La seule méthode possible à mes yeux, c’est l’éducation. L’éducation entendue comme un accompagnement pour apprendre et changer, parce que c’est la définition même de l’éducation. L’éducation pour sortir du cadre et changer de paradigme de manière apaisée, pour aider à comprendre un monde en mutation, pour prendre conscience des enjeux majeurs du moment, pour sortir de l’omniprésence des solutions toutes faites face à des problèmes mal identifiés…

Alors quelles étapes dans cette méthode ? Parce que l’éducation demande de la méthode et de la rigueur pour être pertinente. Je parlerai ici du territoire, mais nous pourrions monter d’un cran et impliquer, par rapport notamment à l’absence de récit et de projet, l’échelon national et sans doute politique.

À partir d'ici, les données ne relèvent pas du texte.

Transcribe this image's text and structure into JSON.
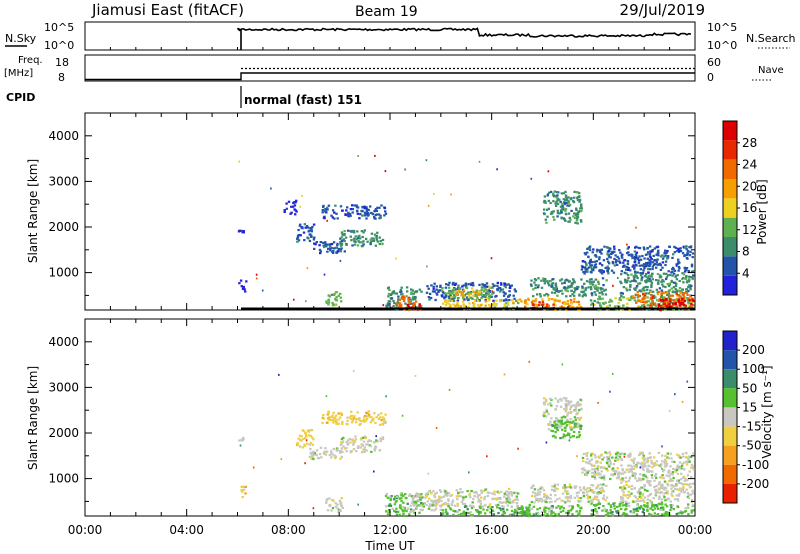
{
  "header": {
    "title": "Jiamusi East (fitACF)",
    "beam": "Beam 19",
    "date": "29/Jul/2019"
  },
  "top_panels": {
    "nsky_label": "N.Sky",
    "nsky_ticks": [
      "10^5",
      "10^0"
    ],
    "nsearch_label": "N.Search",
    "nsearch_ticks": [
      "10^5",
      "10^0"
    ],
    "freq_label_1": "Freq.",
    "freq_label_2": "[MHz]",
    "freq_ticks": [
      "18",
      "8"
    ],
    "nave_label": "Nave",
    "nave_ticks": [
      "60",
      "0"
    ],
    "cpid_label": "CPID",
    "cpid_value": "normal (fast) 151"
  },
  "colors": {
    "power_scale": [
      "#2222dd",
      "#2255aa",
      "#3a8c6a",
      "#5fb050",
      "#eed020",
      "#f5a000",
      "#f06a00",
      "#e82800",
      "#dd0000"
    ],
    "velocity_scale": [
      "#2222cc",
      "#2255aa",
      "#3a8c6a",
      "#55c030",
      "#c8c8c0",
      "#f0d040",
      "#f5a020",
      "#f06a00",
      "#e82000"
    ],
    "ground_scatter": "#c8c8c0"
  },
  "chart_data": [
    {
      "type": "heatmap",
      "name": "power",
      "ylabel": "Slant Range [km]",
      "yticks": [
        "1000",
        "2000",
        "3000",
        "4000"
      ],
      "ylim": [
        180,
        4500
      ],
      "colorbar_label": "Power [dB]",
      "colorbar_ticks": [
        "4",
        "8",
        "12",
        "16",
        "20",
        "24",
        "28"
      ],
      "regions": [
        {
          "t0": 6.0,
          "t1": 6.2,
          "r0": 1850,
          "r1": 1950,
          "level": 0
        },
        {
          "t0": 6.0,
          "t1": 6.3,
          "r0": 600,
          "r1": 850,
          "level": 0
        },
        {
          "t0": 7.8,
          "t1": 8.3,
          "r0": 2300,
          "r1": 2600,
          "level": 0
        },
        {
          "t0": 8.3,
          "t1": 9.0,
          "r0": 1700,
          "r1": 2100,
          "level": 1
        },
        {
          "t0": 8.8,
          "t1": 10.2,
          "r0": 1450,
          "r1": 1700,
          "level": 1
        },
        {
          "t0": 9.3,
          "t1": 11.8,
          "r0": 2200,
          "r1": 2500,
          "level": 1
        },
        {
          "t0": 10.0,
          "t1": 11.7,
          "r0": 1600,
          "r1": 1950,
          "level": 2
        },
        {
          "t0": 9.4,
          "t1": 10.1,
          "r0": 300,
          "r1": 600,
          "level": 3
        },
        {
          "t0": 11.8,
          "t1": 13.2,
          "r0": 200,
          "r1": 700,
          "level": 2
        },
        {
          "t0": 12.2,
          "t1": 13.0,
          "r0": 200,
          "r1": 500,
          "level": 6
        },
        {
          "t0": 12.6,
          "t1": 13.2,
          "r0": 200,
          "r1": 350,
          "level": 8
        },
        {
          "t0": 13.4,
          "t1": 17.0,
          "r0": 400,
          "r1": 800,
          "level": 1
        },
        {
          "t0": 14.0,
          "t1": 16.0,
          "r0": 450,
          "r1": 700,
          "level": 3
        },
        {
          "t0": 14.5,
          "t1": 15.5,
          "r0": 500,
          "r1": 650,
          "level": 5
        },
        {
          "t0": 14.0,
          "t1": 17.0,
          "r0": 220,
          "r1": 420,
          "level": 4
        },
        {
          "t0": 17.0,
          "t1": 19.5,
          "r0": 200,
          "r1": 450,
          "level": 5
        },
        {
          "t0": 17.5,
          "t1": 18.5,
          "r0": 230,
          "r1": 380,
          "level": 7
        },
        {
          "t0": 18.0,
          "t1": 19.5,
          "r0": 2100,
          "r1": 2800,
          "level": 2
        },
        {
          "t0": 19.5,
          "t1": 23.9,
          "r0": 1000,
          "r1": 1600,
          "level": 1
        },
        {
          "t0": 17.5,
          "t1": 20.5,
          "r0": 500,
          "r1": 900,
          "level": 2
        },
        {
          "t0": 19.8,
          "t1": 23.9,
          "r0": 200,
          "r1": 500,
          "level": 3
        },
        {
          "t0": 21.0,
          "t1": 23.9,
          "r0": 500,
          "r1": 1000,
          "level": 2
        },
        {
          "t0": 21.5,
          "t1": 23.9,
          "r0": 250,
          "r1": 600,
          "level": 6
        },
        {
          "t0": 22.5,
          "t1": 23.9,
          "r0": 200,
          "r1": 450,
          "level": 8
        }
      ]
    },
    {
      "type": "heatmap",
      "name": "velocity",
      "ylabel": "Slant Range [km]",
      "yticks": [
        "1000",
        "2000",
        "3000",
        "4000"
      ],
      "ylim": [
        180,
        4500
      ],
      "xticks": [
        "00:00",
        "04:00",
        "08:00",
        "12:00",
        "16:00",
        "20:00",
        "00:00"
      ],
      "xlabel": "Time UT",
      "colorbar_label": "Velocity [m s⁻¹]",
      "colorbar_ticks": [
        "200",
        "100",
        "50",
        "15",
        "-15",
        "-50",
        "-100",
        "-200"
      ],
      "regions": [
        {
          "t0": 6.0,
          "t1": 6.2,
          "r0": 1850,
          "r1": 1950,
          "level": 4
        },
        {
          "t0": 6.0,
          "t1": 6.3,
          "r0": 600,
          "r1": 850,
          "level": 5
        },
        {
          "t0": 8.3,
          "t1": 9.0,
          "r0": 1700,
          "r1": 2100,
          "level": 5
        },
        {
          "t0": 8.8,
          "t1": 10.2,
          "r0": 1450,
          "r1": 1700,
          "level": 4
        },
        {
          "t0": 9.3,
          "t1": 11.8,
          "r0": 2200,
          "r1": 2500,
          "level": 5
        },
        {
          "t0": 10.0,
          "t1": 11.7,
          "r0": 1600,
          "r1": 1950,
          "level": 4
        },
        {
          "t0": 9.4,
          "t1": 10.1,
          "r0": 300,
          "r1": 600,
          "level": 4
        },
        {
          "t0": 11.8,
          "t1": 13.2,
          "r0": 200,
          "r1": 700,
          "level": 3
        },
        {
          "t0": 12.8,
          "t1": 14.0,
          "r0": 300,
          "r1": 700,
          "level": 4
        },
        {
          "t0": 13.4,
          "t1": 17.0,
          "r0": 400,
          "r1": 800,
          "level": 4
        },
        {
          "t0": 14.0,
          "t1": 17.5,
          "r0": 220,
          "r1": 420,
          "level": 3
        },
        {
          "t0": 17.0,
          "t1": 19.5,
          "r0": 200,
          "r1": 450,
          "level": 3
        },
        {
          "t0": 18.0,
          "t1": 19.5,
          "r0": 2100,
          "r1": 2800,
          "level": 4
        },
        {
          "t0": 18.3,
          "t1": 19.5,
          "r0": 1900,
          "r1": 2300,
          "level": 3
        },
        {
          "t0": 19.5,
          "t1": 23.9,
          "r0": 1000,
          "r1": 1600,
          "level": 4
        },
        {
          "t0": 17.5,
          "t1": 20.5,
          "r0": 500,
          "r1": 900,
          "level": 4
        },
        {
          "t0": 19.8,
          "t1": 23.9,
          "r0": 200,
          "r1": 500,
          "level": 3
        },
        {
          "t0": 21.0,
          "t1": 23.9,
          "r0": 500,
          "r1": 1000,
          "level": 4
        }
      ]
    }
  ]
}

Il est donc indispensable pour un territoire de :

  1. Définir le projet et ses finalités, avec un projet clair pour le territoire, un projet qui rencontre l’adhésion des habitants ou qui oblige à travailler pour qu’il y ait adhésion. La cohérence entre le projet du territoire et celui des habitants est essentielle, autant d’ailleurs qu’une forme de cohérence par rapport au projet du pays et au récit qui en est fait.

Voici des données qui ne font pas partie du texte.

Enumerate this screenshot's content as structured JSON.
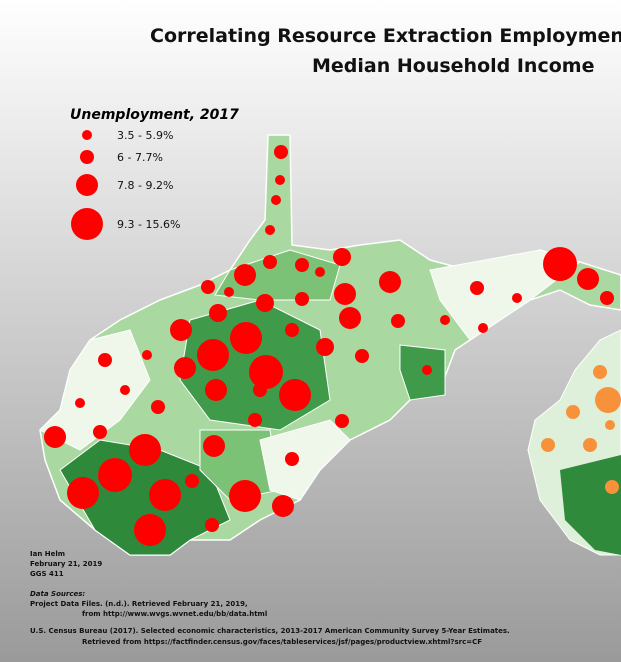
{
  "title": [
    "Correlating Resource Extraction Employment",
    "Median Household Income"
  ],
  "legend": {
    "title": "Unemployment, 2017",
    "items": [
      "3.5 - 5.9%",
      "6 - 7.7%",
      "7.8 - 9.2%",
      "9.3 - 15.6%"
    ]
  },
  "credits": [
    "Ian Helm",
    "February 21, 2019",
    "GGS 411"
  ],
  "sources": {
    "heading": "Data Sources:",
    "lines": [
      "Project Data Files. (n.d.). Retrieved February 21, 2019,",
      "from http://www.wvgs.wvnet.edu/bb/data.html",
      "U.S. Census Bureau (2017). Selected economic characteristics, 2013-2017 American Community Survey 5-Year Estimates.",
      "Retrieved from https://factfinder.census.gov/faces/tableservices/jsf/pages/productview.xhtml?src=CF"
    ]
  }
}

  2. Construire un ou des référentiels qui permettent de proposer des actions pour le territoire, des référentiels qui donnent de la cohérence aux actions. La construction de ces référentiels mérite de se faire avec les acteurs des territoires concernés.
  3. Définir des objectifs opérationnels à partir de ce référentiel. Imaginer les solutions et/ou construire des solutions, les outils, les dispositifs d’accompagnement.

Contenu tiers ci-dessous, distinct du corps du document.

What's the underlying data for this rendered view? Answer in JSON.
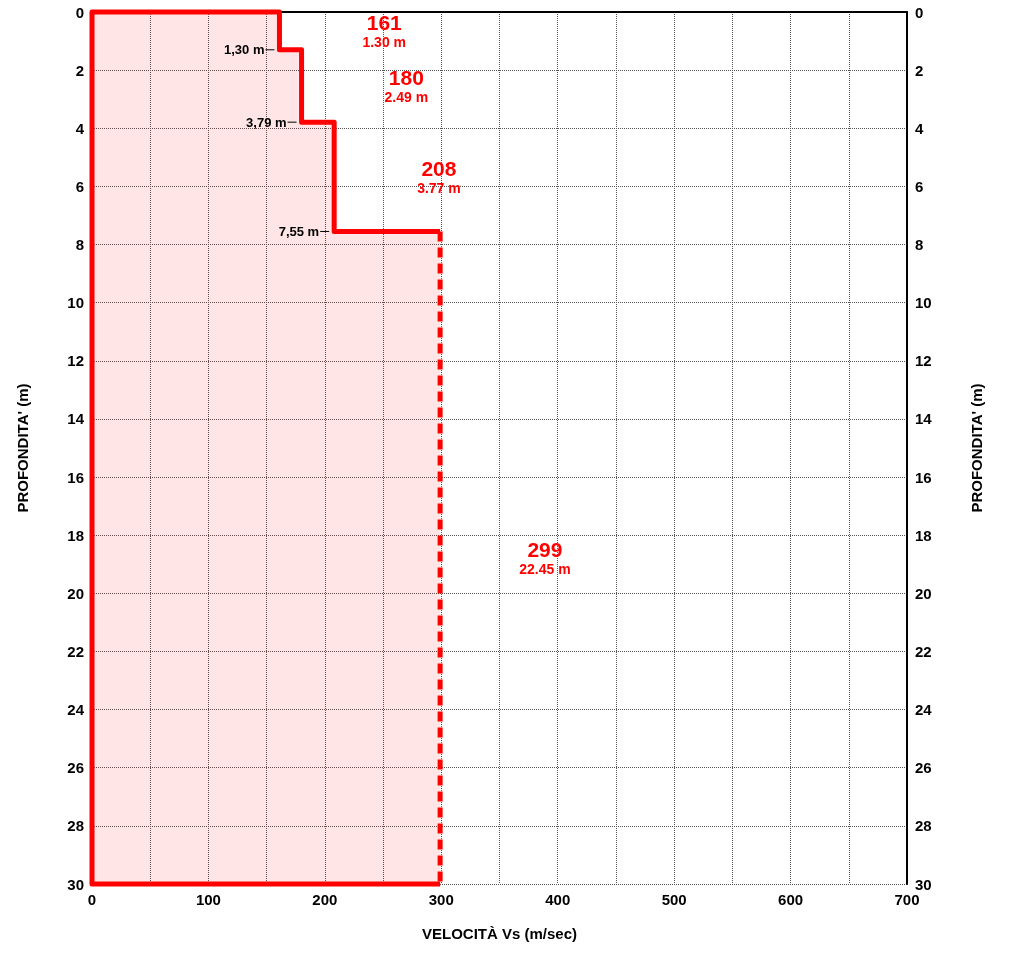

  4. Former pour que les personnes soient capables d’utiliser les services de mobilité les plus pertinents. Former c’est ici apprendre quelque chose, mais apprendre quelque chose ne suffit pas à changer les représentations.
  5. Accompagner, donner du sens à la mobilité, permettre aux personnes de faire des choix, parfois d’autres choix et être autonome, parce que l’autonomie ce n’est pas simplement reproduire la norme, c’est aussi avoir le droit de s’en extraire, dès lors que cela ne se fait pas aux dépends des autres. Et pour accompagner il faut des données, du services, des nudges…, mais il faut surtout de l’humain.
  6. Se rappeler que ce ne sont pas seulement les usagers qui doivent bénéficier de cette forme d’éducation, mais également les opérateurs, les politiques, les chefs d’entreprise, les agents de l’Etat et des territoires.
  7. Evaluer certes, mais une évaluation qui prend en compte les effets à long terme et ne se limite pas à de la mesure d’impact dont l’immédiateté ne permet pas de juger de la pertinence des actions.

En conclusion je dirais que l’outil du changement des comportements de mobilité est donc clairement l’éducation, une éducation qui est la solution de toutes les solutions. Parce que, au-delà de changer les comportements individuels il s’agit de transformer la société. Et pour cela l’éducation devrait aujourd’hui devenir une cause nationale. Parce que « pour un futur désirable, l’éducation est une arme de construction massive ».